Stock photo: rooftop solar installation

Stock photo source: Wikimedia Commons.

Microgrid architecture

Figure 1: Architecture linking metering, inverter gateway, and Rust-based schedule planner.

Core objective

The objective was not only lower bills. It had four equal goals:

  • reduce energy cost,
  • reduce peak import,
  • protect battery lifetime,
  • keep predictable behavior under outages.

Without explicit multi-objective tradeoffs, optimization tends to overfit one metric and harm the rest.

Hardware and edge topology

The deployment used:

  • Arduino metering nodes with CT clamps,
  • inverter/battery gateway using Modbus,
  • Pi cluster running scheduling and observability services,
  • relay domain for controllable circuits.

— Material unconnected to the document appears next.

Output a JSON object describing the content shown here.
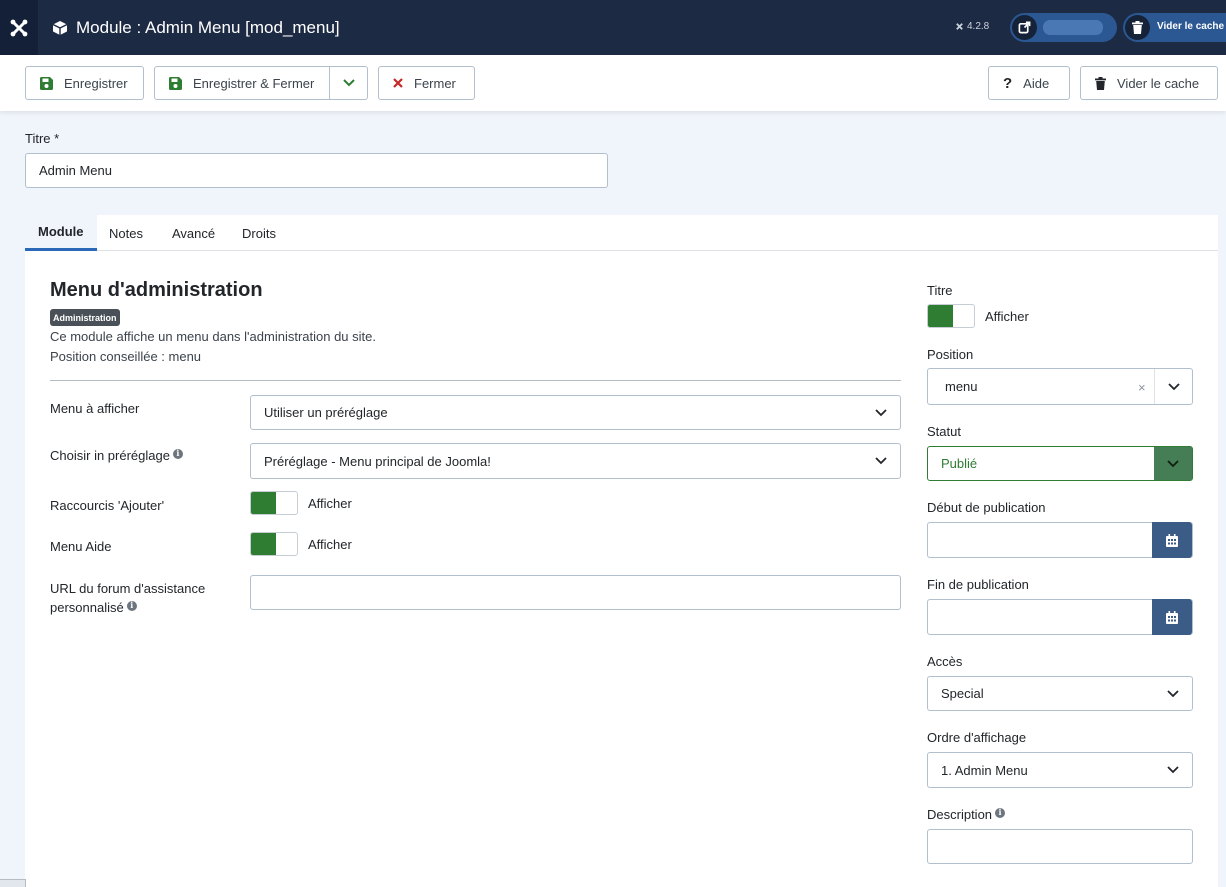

A strict separation was enforced between observation and actuation channels. This reduced risk of bad commands caused by telemetry glitches.

Scheduling model in Rust

The Rust scheduler solved a constrained planning problem in rolling windows. Inputs:

  • short-term load forecast,
  • tariff schedule,
  • solar irradiance estimate,
  • battery state and degradation model,
  • circuit priority policy.

Output:

  • per-circuit schedule,
  • battery charge/discharge plan,
  • confidence score + fallback plan.

I used conservative fallback when forecast uncertainty exceeded threshold, especially during volatile weather periods.

Reliability and fail-safe behavior

Critical fail-safe rules:

  • priority circuits always preserved,
  • relays had grace windows to prevent chatter,
  • inverter disconnect triggers immediate fallback profile,
  • command bus had idempotent replay protection.

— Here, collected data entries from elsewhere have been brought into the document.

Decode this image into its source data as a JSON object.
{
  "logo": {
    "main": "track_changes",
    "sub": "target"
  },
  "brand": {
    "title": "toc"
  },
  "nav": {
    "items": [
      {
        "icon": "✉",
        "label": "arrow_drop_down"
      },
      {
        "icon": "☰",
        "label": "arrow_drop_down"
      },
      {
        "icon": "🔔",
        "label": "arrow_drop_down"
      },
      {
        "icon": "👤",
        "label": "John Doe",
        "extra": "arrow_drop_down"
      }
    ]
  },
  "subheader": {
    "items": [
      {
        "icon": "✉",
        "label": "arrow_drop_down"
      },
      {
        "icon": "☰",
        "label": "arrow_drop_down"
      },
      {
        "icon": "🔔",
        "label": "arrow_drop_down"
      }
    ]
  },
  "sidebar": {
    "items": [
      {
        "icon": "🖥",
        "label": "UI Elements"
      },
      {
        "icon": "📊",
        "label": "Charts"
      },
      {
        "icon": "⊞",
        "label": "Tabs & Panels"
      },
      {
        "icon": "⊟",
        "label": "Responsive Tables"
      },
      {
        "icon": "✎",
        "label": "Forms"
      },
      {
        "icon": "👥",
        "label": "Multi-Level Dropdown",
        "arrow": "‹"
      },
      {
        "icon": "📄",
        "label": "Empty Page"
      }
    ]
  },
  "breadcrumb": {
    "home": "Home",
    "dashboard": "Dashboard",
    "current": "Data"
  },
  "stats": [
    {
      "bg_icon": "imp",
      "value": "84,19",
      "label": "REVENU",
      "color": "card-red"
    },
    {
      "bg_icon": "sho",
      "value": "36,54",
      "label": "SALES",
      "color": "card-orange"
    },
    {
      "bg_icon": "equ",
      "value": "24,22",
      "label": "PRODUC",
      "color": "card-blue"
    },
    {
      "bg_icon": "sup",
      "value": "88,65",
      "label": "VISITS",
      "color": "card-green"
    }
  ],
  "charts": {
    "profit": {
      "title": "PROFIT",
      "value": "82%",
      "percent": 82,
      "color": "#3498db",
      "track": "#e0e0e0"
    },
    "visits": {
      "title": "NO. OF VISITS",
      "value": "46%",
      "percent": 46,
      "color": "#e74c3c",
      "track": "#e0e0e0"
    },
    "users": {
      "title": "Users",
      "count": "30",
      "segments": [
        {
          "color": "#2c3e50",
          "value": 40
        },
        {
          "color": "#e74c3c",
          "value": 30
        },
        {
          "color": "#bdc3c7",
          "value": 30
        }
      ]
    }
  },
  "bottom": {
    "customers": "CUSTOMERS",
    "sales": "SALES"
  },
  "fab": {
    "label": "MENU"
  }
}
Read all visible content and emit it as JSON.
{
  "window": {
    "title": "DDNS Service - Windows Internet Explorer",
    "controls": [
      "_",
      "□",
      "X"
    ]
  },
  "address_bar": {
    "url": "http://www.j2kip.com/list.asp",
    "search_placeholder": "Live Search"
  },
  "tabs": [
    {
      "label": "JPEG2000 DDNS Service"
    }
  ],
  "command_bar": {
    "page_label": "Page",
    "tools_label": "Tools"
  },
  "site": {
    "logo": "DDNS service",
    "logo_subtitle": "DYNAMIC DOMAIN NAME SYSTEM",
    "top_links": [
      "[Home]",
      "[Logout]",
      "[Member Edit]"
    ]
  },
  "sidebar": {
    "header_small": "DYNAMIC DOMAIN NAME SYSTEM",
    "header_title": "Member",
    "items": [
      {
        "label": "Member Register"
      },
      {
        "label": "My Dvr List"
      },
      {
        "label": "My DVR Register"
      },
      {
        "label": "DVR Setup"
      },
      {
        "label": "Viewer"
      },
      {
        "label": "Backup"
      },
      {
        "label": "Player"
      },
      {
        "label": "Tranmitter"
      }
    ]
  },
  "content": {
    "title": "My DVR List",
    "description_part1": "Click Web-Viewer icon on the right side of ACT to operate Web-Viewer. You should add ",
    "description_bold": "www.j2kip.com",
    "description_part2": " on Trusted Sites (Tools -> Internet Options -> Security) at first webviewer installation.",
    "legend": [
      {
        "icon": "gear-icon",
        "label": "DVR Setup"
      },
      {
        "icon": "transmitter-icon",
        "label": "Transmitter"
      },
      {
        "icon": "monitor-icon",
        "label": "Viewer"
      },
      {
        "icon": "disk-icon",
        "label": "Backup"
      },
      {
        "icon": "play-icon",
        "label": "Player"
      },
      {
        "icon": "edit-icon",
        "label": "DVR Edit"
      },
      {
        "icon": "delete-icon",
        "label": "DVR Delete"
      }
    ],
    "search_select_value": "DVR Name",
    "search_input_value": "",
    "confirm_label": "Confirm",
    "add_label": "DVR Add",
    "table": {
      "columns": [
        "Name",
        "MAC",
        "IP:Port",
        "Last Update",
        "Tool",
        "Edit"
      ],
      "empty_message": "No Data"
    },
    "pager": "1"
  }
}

If cluster services failed, local Arduino logic held safe defaults until planner recovery.

Observability and operator control

The dashboard included:

  • cost and peak demand curves,
  • battery stress indicators,
  • per-circuit state timeline,
  • override actions with audit trail.

The audit trail was essential for tuning. Manual overrides showed where the algorithm disagreed with human priorities.

Pilot results

Microgrid outcomes

Figure 2: 10-week pilot impact on cost, peak demand, and battery stress.

Measured improvements:

  • grid energy cost down 28 percent,
  • peak import reduced by 34 percent,
  • battery stress index improved by 16 percent,
  • zero unexpected inverter disconnects after fallback hardening.

The biggest hidden win: predictable behavior during partial outages. Operators trusted the system because it failed safely.

What went wrong initially

Early mistakes:

  • too aggressive load shifting near tariff boundaries,
  • underestimating inverter ramp limitations,
  • insufficient visibility into forecast uncertainty.

Fixes:

  • ramp-aware transition constraints,
  • uncertainty bands in planner UI,
  • per-circuit minimum hold times.

Why this is a special project

It combines embedded metering, edge optimization, safety logic, and human override workflow in one coherent system. Many home energy tools stop at monitoring. This one actively orchestrates while remaining explainable.

Next release plan

Planned expansion:

  • neighborhood cooperative scheduling experiments,
  • better probabilistic weather integration,
  • battery chemistry-aware cycle planning,
  • hardware-in-loop simulation harness for major planner changes.

For similar projects, make fallback logic boring and deterministic. Sophisticated optimization is valuable only when the failure modes are thoroughly engineered.